CHYL: Hahaha~ I cannot agree more. A positive balance between all aspects will earn you return customers. Here's the potential outcome if you were to compromise one of them. If you compromise concept, people are going to get confused as to what they're going for. When they plan their next meal, your establishment will not be at the top of their mind simply because they're unsure what you actually offer. If you've got a great concept but an irrelevant menu to match, it defeats the purpose of having a concept. If you've got an amazing concept and superb menu but terrible staff / service, they're going to walk out.

8) Are food delivery services necessarily a threat for brick-and-mortar outlets? How do these newly-emerging concepts fit into the industry?

CHYL: They are a convenience, not a threat. They don’t replace restaurants, or the experience that diners seek from a restaurant; they value-add to the industry in terms of convenience or ‘samplers’. Chains such as Little Fat Duck grew from food trucks – but you never see established restaurants substantially grow by adding a food truck. For several it is just a gimmick to reach more customers.
Source - http://www.jiaaqieats.com
9) What is the role of our more traditional or long-standing fast food outlets in the industry?

CJS: There will always be a place for fast food providers in the landscape. They suit a certain psychographic and demographic, and have over the years carved out a segment all for themselves. This segment is highly contested, and is quite challenging to break in to. For example, international chains trying to go against Starbucks face challenges; likewise to emerging local chains trying to go head-to-head with existing players such as OldTown White Coffee or PappaRich.

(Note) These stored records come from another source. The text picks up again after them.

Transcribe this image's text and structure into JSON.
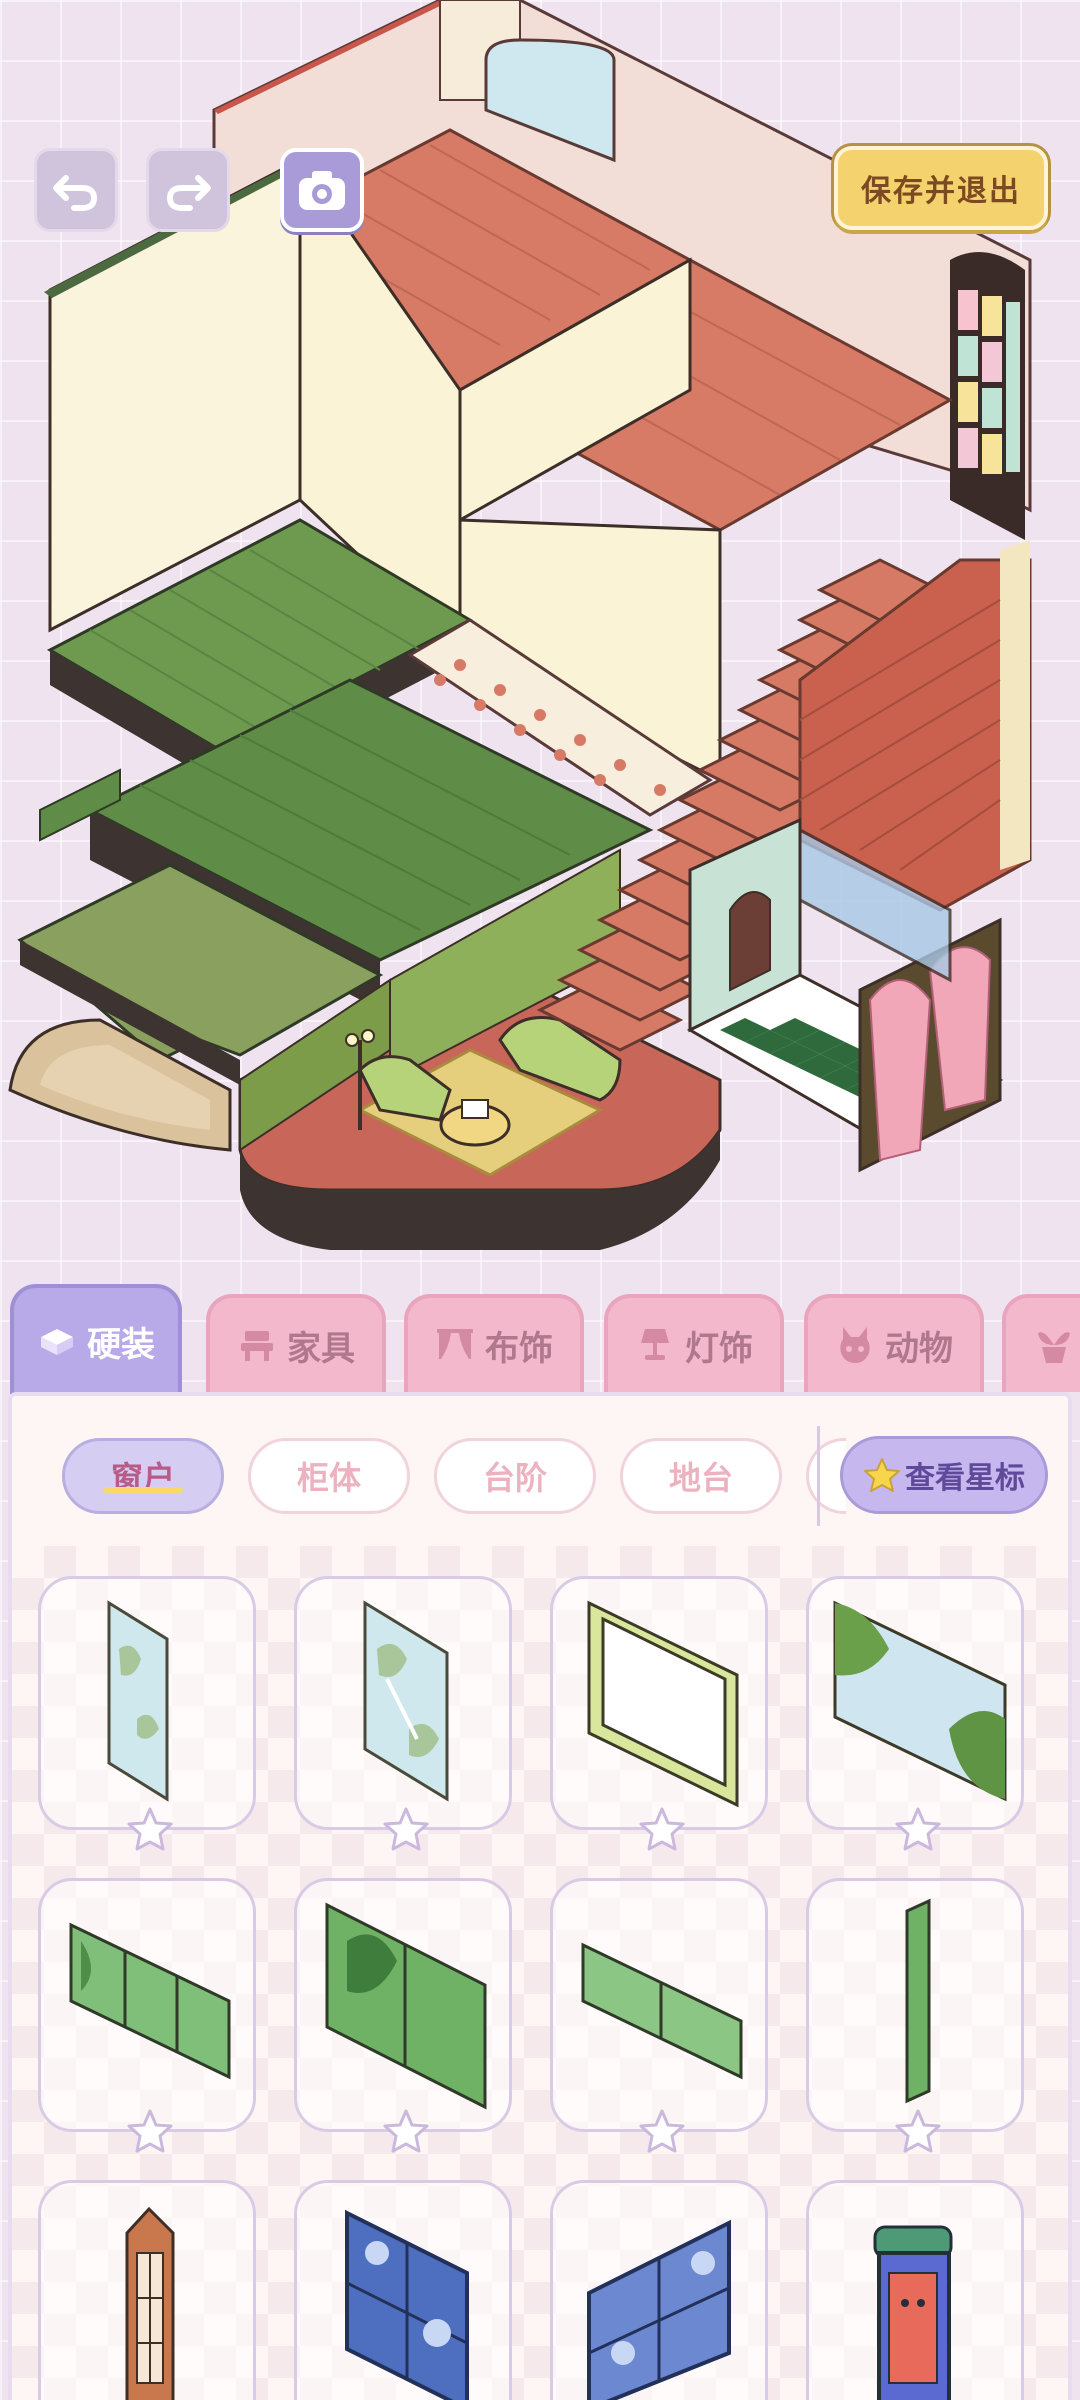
{
  "toolbar": {
    "undo_icon": "undo-icon",
    "redo_icon": "redo-icon",
    "camera_icon": "camera-icon",
    "save_label": "保存并退出"
  },
  "category_tabs": [
    {
      "label": "硬装",
      "icon": "hardware-icon",
      "active": true
    },
    {
      "label": "家具",
      "icon": "furniture-icon",
      "active": false
    },
    {
      "label": "布饰",
      "icon": "curtain-icon",
      "active": false
    },
    {
      "label": "灯饰",
      "icon": "lamp-icon",
      "active": false
    },
    {
      "label": "动物",
      "icon": "animal-icon",
      "active": false
    },
    {
      "label": "",
      "icon": "plant-icon",
      "active": false
    }
  ],
  "sub_tabs": [
    {
      "label": "窗户",
      "active": true
    },
    {
      "label": "柜体",
      "active": false
    },
    {
      "label": "台阶",
      "active": false
    },
    {
      "label": "地台",
      "active": false
    }
  ],
  "star_view_label": "查看星标",
  "items": [
    {
      "name": "narrow-sky-window"
    },
    {
      "name": "narrow-sky-window-2"
    },
    {
      "name": "green-frame-window"
    },
    {
      "name": "forest-wide-window"
    },
    {
      "name": "forest-panorama-window"
    },
    {
      "name": "forest-square-window"
    },
    {
      "name": "forest-long-window"
    },
    {
      "name": "forest-slit-window"
    },
    {
      "name": "arched-wood-window"
    },
    {
      "name": "blue-pane-window"
    },
    {
      "name": "blue-wide-pane-window"
    },
    {
      "name": "shop-sign-window"
    }
  ],
  "colors": {
    "accent": "#b8a9e8",
    "save_button": "#f4d26e",
    "tab_inactive": "#f3b8cc",
    "panel": "#fdf6f4"
  }
}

The role of these outlets is to provide an element of convenience for customers. It is also to provide staple, standardised food. Some may argue that a further role is to help youth transition into the workplace, by ensuring that low-skill jobs are available for youth to engage with and receive training, thus providing them a valuable experience.

For customers, it is simple comfortable convenience, hopefully with 24 hour access.

10) Does having a pretty view and/or an expensive address guarantee success?

CHYL: No. It is a draw-card factor that might motivate a customer to try an outlet, but it does not guarantee any form of success. Success is a combination of multiple factors, and the customer must tick-off the positive experience of each of these in order to want to return; therefore, the outlet needs to ensure it is constantly delivering at the appropriate pace and level.


CJS: Many great outlets are not in ideal locations, are stuck in hidden alleys or others (think Speakeasy’s) – they simply provide the whole package. Several outlets in prime KL real estate failed – not because of the location – but simply failing to stay relevant to customers.